BuildKit, Docker’s next-gen builder, can replace the default Kubernetes container runtime driver for building images, offering significant speedups and advanced features.
Let’s see it in action. Imagine you have a simple Go application and a Dockerfile:
// main.go
package main
import "fmt"
func main() {
fmt.Println("Hello, Kubernetes!")
}
# Dockerfile
FROM golang:1.20-alpine AS builder
WORKDIR /app
COPY main.go .
RUN go build -o myapp .
FROM alpine:latest
COPY --from=builder /app/myapp .
CMD ["./myapp"]
Normally, kubectl build (or docker build within a Kubernetes context) would use the default driver, which is often slow and lacks advanced features. By configuring Kubernetes to use BuildKit, we can dramatically improve this.
Here’s how you’d set it up. First, you need BuildKit running in your Kubernetes cluster. The easiest way is often via the official buildx image and a Kubernetes Deployment:
apiVersion: apps/v1
kind: Deployment
metadata:
name: buildkitd
spec:
selector:
matchLabels:
app: buildkitd
template:
metadata:
labels:
app: buildkitd
spec:
containers:
- name: buildkitd
image: moby/buildkit:latest
args:
- --addr=tcp://0.0.0.0:7070
ports:
- containerPort: 7070
name: buildkit
Apply this to your cluster:
kubectl apply -f buildkit-deployment.yaml
Next, you need to expose this BuildKit daemon. A Service is perfect for this:
apiVersion: v1
kind: Service
metadata:
name: buildkitd
spec:
selector:
app: buildkitd
ports:
- protocol: TCP
port: 7070
targetPort: 7070
Apply the service:
kubectl apply -f buildkit-service.yaml
Now, you need to configure your environment to use this BuildKit service. The key is setting the BUILDKIT_HOST environment variable to point to your Kubernetes service. If your service is buildkitd in the default namespace, and Kubernetes DNS is working, this would be:
export BUILDKIT_HOST="tcp://buildkitd.default.svc.cluster.local:7070"
With this environment variable set, any BuildKit-enabled tool will attempt to connect to your Kubernetes-hosted BuildKit daemon. You can then use docker buildx build (which leverages BuildKit) to build your image directly into your cluster’s container registry.

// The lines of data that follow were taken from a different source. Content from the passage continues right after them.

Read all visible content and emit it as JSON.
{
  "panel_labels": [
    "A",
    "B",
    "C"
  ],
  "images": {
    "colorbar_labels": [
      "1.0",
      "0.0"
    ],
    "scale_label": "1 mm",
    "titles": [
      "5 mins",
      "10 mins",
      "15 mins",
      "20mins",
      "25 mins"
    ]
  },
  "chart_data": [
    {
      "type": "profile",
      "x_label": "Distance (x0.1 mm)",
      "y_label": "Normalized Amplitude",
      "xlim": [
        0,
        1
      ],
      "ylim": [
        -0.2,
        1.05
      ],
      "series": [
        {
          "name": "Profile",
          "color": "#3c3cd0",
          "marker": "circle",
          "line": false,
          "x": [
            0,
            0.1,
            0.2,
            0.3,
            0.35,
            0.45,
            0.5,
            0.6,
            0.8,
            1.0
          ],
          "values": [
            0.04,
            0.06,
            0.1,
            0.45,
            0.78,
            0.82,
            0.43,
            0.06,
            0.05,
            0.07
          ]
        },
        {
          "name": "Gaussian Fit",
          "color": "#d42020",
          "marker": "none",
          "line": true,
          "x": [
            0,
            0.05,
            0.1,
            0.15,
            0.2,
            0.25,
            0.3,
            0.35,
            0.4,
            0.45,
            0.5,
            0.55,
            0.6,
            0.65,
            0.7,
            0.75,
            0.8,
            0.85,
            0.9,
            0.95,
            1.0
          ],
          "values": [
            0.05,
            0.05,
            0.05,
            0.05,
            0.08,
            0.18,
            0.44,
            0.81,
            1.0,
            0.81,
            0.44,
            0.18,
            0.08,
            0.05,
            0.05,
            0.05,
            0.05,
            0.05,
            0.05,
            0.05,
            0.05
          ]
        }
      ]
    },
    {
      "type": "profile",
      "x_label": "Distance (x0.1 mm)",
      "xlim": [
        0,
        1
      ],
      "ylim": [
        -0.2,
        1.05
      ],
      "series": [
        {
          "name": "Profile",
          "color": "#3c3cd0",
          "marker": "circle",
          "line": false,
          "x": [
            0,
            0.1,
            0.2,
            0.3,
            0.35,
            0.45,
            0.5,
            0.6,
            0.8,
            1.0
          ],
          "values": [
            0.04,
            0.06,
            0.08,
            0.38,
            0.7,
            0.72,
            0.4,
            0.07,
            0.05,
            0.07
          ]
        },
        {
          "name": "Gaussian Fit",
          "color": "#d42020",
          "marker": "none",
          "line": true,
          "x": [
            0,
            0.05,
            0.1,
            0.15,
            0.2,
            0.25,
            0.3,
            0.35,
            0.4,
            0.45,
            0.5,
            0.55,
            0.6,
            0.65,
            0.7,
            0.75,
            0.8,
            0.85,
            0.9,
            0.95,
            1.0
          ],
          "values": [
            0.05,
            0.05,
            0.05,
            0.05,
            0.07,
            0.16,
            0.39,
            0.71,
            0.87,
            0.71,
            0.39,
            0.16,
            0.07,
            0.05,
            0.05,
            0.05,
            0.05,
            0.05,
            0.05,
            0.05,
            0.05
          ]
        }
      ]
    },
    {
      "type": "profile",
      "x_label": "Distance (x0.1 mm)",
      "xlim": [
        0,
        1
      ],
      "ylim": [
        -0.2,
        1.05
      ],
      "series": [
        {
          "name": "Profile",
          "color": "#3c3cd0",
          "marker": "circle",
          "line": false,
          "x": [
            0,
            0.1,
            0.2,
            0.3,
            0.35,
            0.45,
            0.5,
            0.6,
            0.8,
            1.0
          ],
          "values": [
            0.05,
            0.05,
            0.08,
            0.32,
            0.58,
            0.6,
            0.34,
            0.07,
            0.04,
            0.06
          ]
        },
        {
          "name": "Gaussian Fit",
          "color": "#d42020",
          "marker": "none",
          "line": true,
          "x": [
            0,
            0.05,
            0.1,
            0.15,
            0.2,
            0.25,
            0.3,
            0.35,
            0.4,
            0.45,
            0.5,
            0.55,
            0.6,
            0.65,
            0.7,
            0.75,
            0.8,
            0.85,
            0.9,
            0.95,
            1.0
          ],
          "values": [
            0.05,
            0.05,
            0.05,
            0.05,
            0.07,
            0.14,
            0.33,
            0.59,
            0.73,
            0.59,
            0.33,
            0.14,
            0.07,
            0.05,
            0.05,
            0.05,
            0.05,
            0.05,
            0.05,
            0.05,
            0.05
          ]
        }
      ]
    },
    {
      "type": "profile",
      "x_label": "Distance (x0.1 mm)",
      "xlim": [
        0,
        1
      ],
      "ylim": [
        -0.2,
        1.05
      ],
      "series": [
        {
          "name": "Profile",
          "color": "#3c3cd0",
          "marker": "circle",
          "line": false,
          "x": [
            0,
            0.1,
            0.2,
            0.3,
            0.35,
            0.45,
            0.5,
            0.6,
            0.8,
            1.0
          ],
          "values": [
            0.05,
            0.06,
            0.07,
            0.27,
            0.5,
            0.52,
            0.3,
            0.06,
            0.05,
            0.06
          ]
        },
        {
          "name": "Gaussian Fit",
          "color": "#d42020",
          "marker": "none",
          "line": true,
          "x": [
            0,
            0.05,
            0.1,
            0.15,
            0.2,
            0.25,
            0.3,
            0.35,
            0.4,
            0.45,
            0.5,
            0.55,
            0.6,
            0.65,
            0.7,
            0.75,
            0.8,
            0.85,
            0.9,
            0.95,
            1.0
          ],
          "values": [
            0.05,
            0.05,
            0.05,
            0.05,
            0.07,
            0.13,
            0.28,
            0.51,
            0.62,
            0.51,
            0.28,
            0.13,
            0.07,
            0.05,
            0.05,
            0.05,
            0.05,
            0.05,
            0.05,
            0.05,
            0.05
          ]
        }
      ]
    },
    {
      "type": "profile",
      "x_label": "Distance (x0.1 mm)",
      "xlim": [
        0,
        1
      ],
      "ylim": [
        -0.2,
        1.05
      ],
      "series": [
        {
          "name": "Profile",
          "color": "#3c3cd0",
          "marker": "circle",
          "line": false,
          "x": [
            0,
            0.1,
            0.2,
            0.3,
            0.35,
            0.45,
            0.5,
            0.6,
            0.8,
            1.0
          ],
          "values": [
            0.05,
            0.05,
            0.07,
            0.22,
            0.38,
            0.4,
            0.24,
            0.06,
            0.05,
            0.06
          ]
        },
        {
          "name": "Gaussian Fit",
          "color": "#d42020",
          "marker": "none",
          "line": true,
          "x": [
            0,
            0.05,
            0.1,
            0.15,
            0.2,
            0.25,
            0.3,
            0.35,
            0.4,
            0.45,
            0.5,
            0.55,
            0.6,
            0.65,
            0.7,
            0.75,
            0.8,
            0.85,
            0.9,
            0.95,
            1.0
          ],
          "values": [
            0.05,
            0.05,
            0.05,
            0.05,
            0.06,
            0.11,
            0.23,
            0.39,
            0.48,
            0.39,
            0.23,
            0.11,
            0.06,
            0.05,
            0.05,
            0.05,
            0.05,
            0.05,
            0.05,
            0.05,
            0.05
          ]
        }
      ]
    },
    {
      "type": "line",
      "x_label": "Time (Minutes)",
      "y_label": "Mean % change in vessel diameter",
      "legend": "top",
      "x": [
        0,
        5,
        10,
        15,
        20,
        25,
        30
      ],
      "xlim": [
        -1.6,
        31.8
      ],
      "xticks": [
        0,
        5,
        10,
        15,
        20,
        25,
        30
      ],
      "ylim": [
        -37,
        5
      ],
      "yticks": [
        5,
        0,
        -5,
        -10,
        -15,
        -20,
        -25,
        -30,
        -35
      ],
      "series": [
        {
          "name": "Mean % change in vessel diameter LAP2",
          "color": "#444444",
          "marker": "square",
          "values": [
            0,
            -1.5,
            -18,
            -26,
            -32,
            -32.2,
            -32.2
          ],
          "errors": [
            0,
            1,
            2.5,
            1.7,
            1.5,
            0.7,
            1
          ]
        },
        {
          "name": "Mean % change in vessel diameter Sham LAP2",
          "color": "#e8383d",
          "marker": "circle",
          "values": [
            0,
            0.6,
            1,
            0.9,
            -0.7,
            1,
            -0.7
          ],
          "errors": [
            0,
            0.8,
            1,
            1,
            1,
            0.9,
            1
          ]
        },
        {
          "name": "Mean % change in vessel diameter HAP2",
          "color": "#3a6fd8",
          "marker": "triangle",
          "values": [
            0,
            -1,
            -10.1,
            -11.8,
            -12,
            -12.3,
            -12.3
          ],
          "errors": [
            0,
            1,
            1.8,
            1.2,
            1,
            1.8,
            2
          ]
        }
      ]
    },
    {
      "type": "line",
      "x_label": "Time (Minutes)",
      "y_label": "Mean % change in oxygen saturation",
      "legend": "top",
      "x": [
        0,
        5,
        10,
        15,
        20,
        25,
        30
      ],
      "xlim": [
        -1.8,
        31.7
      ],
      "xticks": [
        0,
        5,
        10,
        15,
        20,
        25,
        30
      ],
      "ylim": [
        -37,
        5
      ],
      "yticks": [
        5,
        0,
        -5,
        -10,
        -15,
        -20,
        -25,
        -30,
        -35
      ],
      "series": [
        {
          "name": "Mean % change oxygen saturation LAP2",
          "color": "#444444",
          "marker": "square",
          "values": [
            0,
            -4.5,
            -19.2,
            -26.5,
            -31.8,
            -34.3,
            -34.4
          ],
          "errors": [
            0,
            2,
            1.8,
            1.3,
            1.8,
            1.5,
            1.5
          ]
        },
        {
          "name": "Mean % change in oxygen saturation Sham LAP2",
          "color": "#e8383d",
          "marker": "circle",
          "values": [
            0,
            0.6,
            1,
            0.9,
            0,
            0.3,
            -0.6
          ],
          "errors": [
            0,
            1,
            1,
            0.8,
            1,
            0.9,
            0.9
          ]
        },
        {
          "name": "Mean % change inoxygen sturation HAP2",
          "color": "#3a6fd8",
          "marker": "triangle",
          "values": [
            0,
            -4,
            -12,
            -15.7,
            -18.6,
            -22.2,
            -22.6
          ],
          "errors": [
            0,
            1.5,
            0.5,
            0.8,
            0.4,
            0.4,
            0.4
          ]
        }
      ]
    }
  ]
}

Let’s assume you have a registry like my-docker-registry.example.com and you want to tag your image as my-docker-registry.example.com/my-app:v1.0.
docker buildx build --platform linux/amd64 -t my-docker-registry.example.com/my-app:v1.0 . --push
The --push flag tells buildx to push the image directly to the registry after building. The --platform flag is crucial for multi-platform builds, which BuildKit excels at.
The mental model here is shifting from a local build process that then pushes to a remote registry, to a distributed build process happening within your Kubernetes cluster, directly interacting with your registry. BuildKit handles the orchestration of build steps, parallel execution, caching, and multi-platform compilation. The Kubernetes driver for BuildKit makes the cluster the builder, not just the runner.
BuildKit’s advanced caching mechanisms are a significant advantage. It doesn’t just cache layers; it caches build steps based on their inputs and outputs. This means if you change a single line of code in your Go application, only the go build step and subsequent image copying will need to be re-executed, not the entire Dockerfile from scratch. This granular caching, combined with BuildKit’s parallel execution capabilities, can reduce build times from minutes to seconds for even complex applications.
The one thing most people don’t realize is how BuildKit’s solver works. It doesn’t execute instructions sequentially as written in the Dockerfile. Instead, it constructs a directed acyclic graph (DAG) of build operations. It analyzes dependencies between these operations by looking at the inputs and outputs of each command. Then, it executes independent operations in parallel and reuses cached results whenever possible. This graph-based approach is what enables its advanced parallelism and caching, making it fundamentally different from older builders that often just ran commands one after another.
The next step is to explore BuildKit’s secrets management and build cache propagation across multiple BuildKit daemons.